Rafael Grossi, the Director General of the International Atomic Energy Agency (IAEA), paid a visit to the Zaporizhzhia nuclear plant in Ukraine on Thursday (June 15), which is under Russian control. Grossi stated that it would be unrealistic to expect Moscow and Kyiv to sign a document guaranteeing the safety of the site while fighting was taking place nearby.

As the chief of the UN nuclear watchdog, Grossi inspected the Zaporizhzhia nuclear plant, which is the largest nuclear plant in Europe. His visit came after the breach of the Kakhovka dam downstream on the Dnipro River.

The plant has a cooling pond that is essential for preventing overheating of its six reactors. Normally, the Kakhovka reservoir is used to refill the pond, but this is currently not possible due to the falling water level caused by the dam breach.

The situation at the site is considered “serious,” according to Grossi, who had to pass through a Russian checkpoint and visit a plant located near the military frontline. Despite the challenges, Grossi stated that there was sufficient cooling water available and that IAEA inspectors would continue to remain at the site.

Grossi mentioned that reaching a written agreement at this stage was unrealistic due to the absence of peace or ceasefire negotiations between the parties involved.
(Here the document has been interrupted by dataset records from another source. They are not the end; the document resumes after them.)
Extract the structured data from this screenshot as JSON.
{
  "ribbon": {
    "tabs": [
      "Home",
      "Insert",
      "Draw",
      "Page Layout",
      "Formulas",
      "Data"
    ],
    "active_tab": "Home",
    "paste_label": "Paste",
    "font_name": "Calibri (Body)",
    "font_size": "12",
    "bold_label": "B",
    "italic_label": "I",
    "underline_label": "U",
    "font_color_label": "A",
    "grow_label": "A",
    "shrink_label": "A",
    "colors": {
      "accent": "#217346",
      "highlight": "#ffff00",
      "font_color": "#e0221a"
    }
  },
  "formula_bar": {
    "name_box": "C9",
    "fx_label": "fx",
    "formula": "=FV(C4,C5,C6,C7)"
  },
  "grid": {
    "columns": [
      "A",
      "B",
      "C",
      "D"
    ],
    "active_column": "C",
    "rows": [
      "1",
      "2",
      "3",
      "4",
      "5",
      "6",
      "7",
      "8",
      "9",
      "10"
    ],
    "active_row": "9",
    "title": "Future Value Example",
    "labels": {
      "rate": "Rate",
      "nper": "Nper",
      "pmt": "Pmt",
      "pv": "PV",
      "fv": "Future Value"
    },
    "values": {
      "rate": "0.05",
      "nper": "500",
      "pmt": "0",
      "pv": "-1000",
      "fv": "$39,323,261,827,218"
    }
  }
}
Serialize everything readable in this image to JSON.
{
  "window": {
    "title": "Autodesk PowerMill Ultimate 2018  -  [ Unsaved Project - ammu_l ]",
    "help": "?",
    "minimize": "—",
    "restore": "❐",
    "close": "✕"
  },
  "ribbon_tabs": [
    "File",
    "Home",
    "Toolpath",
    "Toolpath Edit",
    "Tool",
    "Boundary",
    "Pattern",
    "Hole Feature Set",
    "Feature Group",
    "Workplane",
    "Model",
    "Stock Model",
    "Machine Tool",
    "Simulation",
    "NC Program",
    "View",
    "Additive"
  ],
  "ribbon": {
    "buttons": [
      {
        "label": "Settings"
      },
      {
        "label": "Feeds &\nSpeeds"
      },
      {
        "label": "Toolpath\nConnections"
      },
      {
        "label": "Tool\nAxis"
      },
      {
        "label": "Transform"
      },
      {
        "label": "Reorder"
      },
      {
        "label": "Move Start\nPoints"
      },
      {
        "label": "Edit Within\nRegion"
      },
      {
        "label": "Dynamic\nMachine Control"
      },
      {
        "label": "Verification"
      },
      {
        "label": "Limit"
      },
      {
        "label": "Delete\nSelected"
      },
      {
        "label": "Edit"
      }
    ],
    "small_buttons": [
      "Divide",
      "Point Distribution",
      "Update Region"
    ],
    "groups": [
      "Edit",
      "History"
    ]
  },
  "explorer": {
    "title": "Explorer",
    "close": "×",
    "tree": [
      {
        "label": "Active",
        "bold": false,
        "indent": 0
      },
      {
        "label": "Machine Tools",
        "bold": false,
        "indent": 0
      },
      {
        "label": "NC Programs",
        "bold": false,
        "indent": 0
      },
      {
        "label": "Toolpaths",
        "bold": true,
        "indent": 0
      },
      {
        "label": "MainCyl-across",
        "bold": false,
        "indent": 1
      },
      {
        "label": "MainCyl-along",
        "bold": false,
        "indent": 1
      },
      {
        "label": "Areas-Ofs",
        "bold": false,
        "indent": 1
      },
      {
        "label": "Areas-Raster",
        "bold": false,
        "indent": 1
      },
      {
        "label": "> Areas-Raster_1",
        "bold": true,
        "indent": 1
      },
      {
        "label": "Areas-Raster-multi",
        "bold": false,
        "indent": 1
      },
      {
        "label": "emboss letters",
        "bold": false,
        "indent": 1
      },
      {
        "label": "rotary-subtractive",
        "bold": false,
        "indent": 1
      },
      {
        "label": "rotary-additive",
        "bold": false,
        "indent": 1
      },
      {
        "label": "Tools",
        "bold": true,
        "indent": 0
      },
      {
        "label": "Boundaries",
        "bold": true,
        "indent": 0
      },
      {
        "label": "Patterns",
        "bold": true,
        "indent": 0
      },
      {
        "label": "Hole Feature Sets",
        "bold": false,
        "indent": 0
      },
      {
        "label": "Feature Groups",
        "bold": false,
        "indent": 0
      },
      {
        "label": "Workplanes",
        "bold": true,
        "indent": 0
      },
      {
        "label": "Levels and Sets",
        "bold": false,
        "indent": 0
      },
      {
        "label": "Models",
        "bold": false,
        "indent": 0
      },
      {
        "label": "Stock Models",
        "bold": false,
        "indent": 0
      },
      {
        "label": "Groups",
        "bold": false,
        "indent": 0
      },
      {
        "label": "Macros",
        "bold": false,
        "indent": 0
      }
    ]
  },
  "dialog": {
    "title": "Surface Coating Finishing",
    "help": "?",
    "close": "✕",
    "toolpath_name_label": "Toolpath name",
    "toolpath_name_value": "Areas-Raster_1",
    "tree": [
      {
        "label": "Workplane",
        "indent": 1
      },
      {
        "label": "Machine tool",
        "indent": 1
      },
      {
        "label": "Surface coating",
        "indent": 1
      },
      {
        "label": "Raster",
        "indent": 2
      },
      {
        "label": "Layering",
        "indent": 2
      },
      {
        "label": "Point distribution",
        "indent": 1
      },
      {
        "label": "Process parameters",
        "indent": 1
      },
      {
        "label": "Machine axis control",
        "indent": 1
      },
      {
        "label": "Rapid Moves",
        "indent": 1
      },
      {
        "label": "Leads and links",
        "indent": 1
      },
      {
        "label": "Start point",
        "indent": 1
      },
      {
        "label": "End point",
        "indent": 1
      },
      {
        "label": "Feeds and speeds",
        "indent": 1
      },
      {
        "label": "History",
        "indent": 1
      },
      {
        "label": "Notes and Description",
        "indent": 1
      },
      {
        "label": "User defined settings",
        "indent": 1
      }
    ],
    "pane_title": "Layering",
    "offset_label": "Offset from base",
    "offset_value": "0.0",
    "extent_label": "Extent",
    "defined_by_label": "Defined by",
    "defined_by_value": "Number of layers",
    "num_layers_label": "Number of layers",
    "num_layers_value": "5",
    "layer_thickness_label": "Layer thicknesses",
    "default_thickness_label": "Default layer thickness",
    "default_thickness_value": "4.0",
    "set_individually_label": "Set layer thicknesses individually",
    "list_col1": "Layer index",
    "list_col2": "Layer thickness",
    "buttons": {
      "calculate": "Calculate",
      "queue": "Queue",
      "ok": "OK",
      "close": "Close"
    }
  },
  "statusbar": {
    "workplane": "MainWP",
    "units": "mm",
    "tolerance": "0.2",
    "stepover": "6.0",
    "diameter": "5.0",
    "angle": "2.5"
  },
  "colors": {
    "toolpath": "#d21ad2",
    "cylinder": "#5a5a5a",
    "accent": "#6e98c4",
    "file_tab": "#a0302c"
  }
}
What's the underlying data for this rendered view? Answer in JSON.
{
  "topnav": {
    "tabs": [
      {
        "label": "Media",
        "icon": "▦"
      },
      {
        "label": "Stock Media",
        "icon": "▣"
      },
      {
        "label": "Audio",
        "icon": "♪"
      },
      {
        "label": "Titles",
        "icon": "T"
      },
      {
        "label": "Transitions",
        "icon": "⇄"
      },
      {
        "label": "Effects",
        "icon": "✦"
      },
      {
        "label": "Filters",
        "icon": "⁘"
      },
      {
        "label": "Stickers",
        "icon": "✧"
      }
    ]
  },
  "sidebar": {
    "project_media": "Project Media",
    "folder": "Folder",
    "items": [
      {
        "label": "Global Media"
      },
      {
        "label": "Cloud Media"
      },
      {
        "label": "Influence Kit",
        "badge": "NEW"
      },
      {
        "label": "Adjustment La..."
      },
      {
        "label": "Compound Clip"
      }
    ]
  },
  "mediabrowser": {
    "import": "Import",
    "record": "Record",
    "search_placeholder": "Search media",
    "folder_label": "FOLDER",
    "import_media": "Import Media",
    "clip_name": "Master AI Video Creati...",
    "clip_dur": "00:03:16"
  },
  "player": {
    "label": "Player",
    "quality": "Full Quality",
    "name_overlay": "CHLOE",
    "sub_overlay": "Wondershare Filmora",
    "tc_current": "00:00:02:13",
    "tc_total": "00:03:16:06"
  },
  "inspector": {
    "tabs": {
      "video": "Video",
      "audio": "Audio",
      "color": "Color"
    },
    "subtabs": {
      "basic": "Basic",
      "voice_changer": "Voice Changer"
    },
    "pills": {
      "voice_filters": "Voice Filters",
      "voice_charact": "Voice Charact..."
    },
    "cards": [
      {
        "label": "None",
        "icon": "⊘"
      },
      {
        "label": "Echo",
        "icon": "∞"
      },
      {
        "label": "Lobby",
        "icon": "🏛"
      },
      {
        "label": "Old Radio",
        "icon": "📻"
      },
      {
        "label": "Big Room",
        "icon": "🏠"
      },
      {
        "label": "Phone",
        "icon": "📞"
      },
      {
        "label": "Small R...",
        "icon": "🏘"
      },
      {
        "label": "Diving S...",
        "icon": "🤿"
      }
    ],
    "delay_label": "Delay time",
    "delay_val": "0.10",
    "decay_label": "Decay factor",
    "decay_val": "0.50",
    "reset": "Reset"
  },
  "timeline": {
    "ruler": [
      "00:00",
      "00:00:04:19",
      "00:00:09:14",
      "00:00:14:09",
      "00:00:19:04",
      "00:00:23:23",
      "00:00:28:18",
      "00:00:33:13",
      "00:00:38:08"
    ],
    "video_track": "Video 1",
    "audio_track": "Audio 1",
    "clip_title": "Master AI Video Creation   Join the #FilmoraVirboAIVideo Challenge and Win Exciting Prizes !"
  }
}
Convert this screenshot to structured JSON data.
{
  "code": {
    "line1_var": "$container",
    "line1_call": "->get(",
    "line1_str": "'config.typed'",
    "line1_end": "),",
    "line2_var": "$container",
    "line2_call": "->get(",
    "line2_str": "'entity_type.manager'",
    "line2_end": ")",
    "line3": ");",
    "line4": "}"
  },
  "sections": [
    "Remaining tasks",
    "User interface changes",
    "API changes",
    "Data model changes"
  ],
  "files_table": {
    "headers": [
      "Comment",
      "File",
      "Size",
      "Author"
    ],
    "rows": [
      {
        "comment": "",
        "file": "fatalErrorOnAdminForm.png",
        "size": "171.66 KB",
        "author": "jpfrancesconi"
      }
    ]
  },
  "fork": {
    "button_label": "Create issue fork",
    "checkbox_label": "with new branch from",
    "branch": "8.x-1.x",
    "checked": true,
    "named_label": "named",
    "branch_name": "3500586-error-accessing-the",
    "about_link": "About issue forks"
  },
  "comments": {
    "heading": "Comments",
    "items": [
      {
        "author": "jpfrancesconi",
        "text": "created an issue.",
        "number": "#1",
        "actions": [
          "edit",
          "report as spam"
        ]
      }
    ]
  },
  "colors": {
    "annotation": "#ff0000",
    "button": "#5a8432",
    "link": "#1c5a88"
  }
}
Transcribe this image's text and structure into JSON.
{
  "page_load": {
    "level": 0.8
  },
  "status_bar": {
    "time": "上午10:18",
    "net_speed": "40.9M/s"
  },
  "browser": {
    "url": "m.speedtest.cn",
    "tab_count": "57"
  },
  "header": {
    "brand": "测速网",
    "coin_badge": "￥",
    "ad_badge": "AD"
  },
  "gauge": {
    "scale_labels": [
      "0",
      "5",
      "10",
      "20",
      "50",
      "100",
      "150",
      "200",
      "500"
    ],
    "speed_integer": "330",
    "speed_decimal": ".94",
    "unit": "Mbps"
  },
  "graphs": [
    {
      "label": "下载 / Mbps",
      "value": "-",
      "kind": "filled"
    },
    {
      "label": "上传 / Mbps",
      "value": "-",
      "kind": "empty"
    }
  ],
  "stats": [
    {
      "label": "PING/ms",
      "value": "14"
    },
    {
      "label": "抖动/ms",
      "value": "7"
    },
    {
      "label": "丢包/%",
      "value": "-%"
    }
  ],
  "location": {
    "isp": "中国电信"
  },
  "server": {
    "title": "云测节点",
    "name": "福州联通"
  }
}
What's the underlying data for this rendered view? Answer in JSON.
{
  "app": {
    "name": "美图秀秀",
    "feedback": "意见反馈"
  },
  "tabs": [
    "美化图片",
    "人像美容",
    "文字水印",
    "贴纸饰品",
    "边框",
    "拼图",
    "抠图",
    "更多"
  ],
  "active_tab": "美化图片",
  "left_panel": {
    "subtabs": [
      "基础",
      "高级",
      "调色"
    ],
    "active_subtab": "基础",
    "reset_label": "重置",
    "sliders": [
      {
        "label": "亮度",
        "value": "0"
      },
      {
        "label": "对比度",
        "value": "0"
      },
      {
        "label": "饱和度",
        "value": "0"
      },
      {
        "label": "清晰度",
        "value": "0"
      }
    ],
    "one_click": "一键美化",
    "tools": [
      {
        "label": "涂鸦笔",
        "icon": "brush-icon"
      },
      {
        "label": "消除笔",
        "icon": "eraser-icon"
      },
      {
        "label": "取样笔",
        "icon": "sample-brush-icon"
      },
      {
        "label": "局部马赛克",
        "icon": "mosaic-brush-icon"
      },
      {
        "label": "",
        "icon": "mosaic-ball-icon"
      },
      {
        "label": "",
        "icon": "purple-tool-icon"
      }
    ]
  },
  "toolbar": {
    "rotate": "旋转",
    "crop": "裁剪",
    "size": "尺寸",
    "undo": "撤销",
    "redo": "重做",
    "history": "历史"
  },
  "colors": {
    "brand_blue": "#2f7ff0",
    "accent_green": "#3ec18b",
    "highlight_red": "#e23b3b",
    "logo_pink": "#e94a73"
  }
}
However, there is a political agreement formulated at the United Nations Security Council.

The visit to the Zaporizhzhia nuclear plant was initially delayed by a day due to security concerns caused by heavy fighting between Ukrainian and Russian forces. Russian forces gained control of both the nuclear plant and the Kakhovka hydroelectric dam following their entry into Ukraine in February 2022.

Grossi has repeatedly called for an end to hostilities and battles near the nuclear plant to prevent any catastrophic accidents. The six reactors at the plant are currently in shutdown mode.

Both Russia and Ukraine blame each other for shelling the facility, resulting in repeated power outages. The plant has diesel generators and alternative water sources to mitigate these issues.

Alexei Likhachev, the head of Russia’s state nuclear energy firm Rosatom, stated that Grossi observed the security measures taken at the plant to ensure its safety following the dam breach during his visit.